Preheat oven to 275°F. Prepare a large baking dish.

Sprinkle salt and pepper very generously over the entire surface of the meat. Turn meat; repeat on the second side.

In a large frying pan, heat oil over high heat. Add flanken; sear for 1-2 minutes per side, until the outside is nicely browned. Place into prepared baking dish. Spread caramelized onions over the meat.

In a small bowl, combine wine, ginger, and sugar (if using); pour over the flanken.

Cover tightly; bake for about 5 hours, until fork-tender.

Plan Ahead

This flanken freezes nicely, well wrapped. Rewarm, covered, until heated through.
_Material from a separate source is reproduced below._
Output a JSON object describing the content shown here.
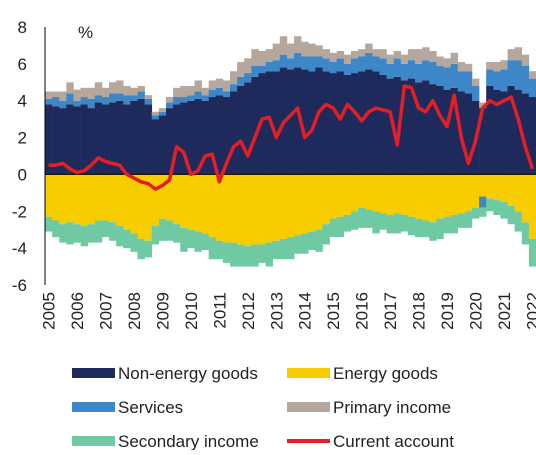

Instead of flanken, you can use other cuts of meat that work well with a low and slow cooking method, such as second cut brisket, minute steak or minute roast.


Ultimate Pesach Chocolate Chip Cookies

Ultimate Pesach Chocolate Chip Cookies.
(Credit: Miriam (Pascal) Cohen)

How many batches of a recipe must one bake to call it the “ultimate”? I don’t know, but I am pretty sure I passed it with these cookies! Because my year-round chocolate chip cookies are my ultimate, most famous, and most popular recipe, I knew I needed a Pesach cookie to rival it! I tried so many times, scrapped so many ideas and batches, until finally I was satisfied that I am indeed sharing the Ultimate Pesach Chocolate Chip Cookie recipe with you. Try these and I’m confident you’ll agree!


Yields about 4 dozen

  • 1 cup oil
  • 1 cup brown sugar
  • ½ cup sugar
  • 1 egg
  • 1 egg yolk
  • 2 teaspoons vanilla extract
  • 1 teaspoon baking soda
  • ½ teaspoon baking powder
  • ½ teaspoon sea salt
  • 1 cup ground pecans
  • 2 cups potato starch
  • 2 cups almond flour
  • 1 (9-oz) bag chocolate chips

Preheat oven to 375°F. Line 2 baking sheets with parchment paper; set aside.

In a large bowl, whisk or beat together oil, brown sugar, sugar, egg, egg yolk, vanilla, baking soda, baking powder, and salt until combined and creamy.

Stir in ground pecans, potato starch, and almond flour to form a cohesive dough. Stir in chocolate chips.

Roll heaping tablespoons of dough into balls. Place on prepared baking sheets. Bake for 9-10 minutes, until the tops are set.

Plan Ahead

Cookies can be frozen, well wrapped, until ready to serve.


You can bake these in numerous other forms, adjusting the baking time as needed.

Cookie sticks: 20-25 minutes.

Cookie pie: (inside a Pesach crust): about 35 minutes.

Jumbo cookies: 12-14 minutes. 9×13 bars: about 35 minutes.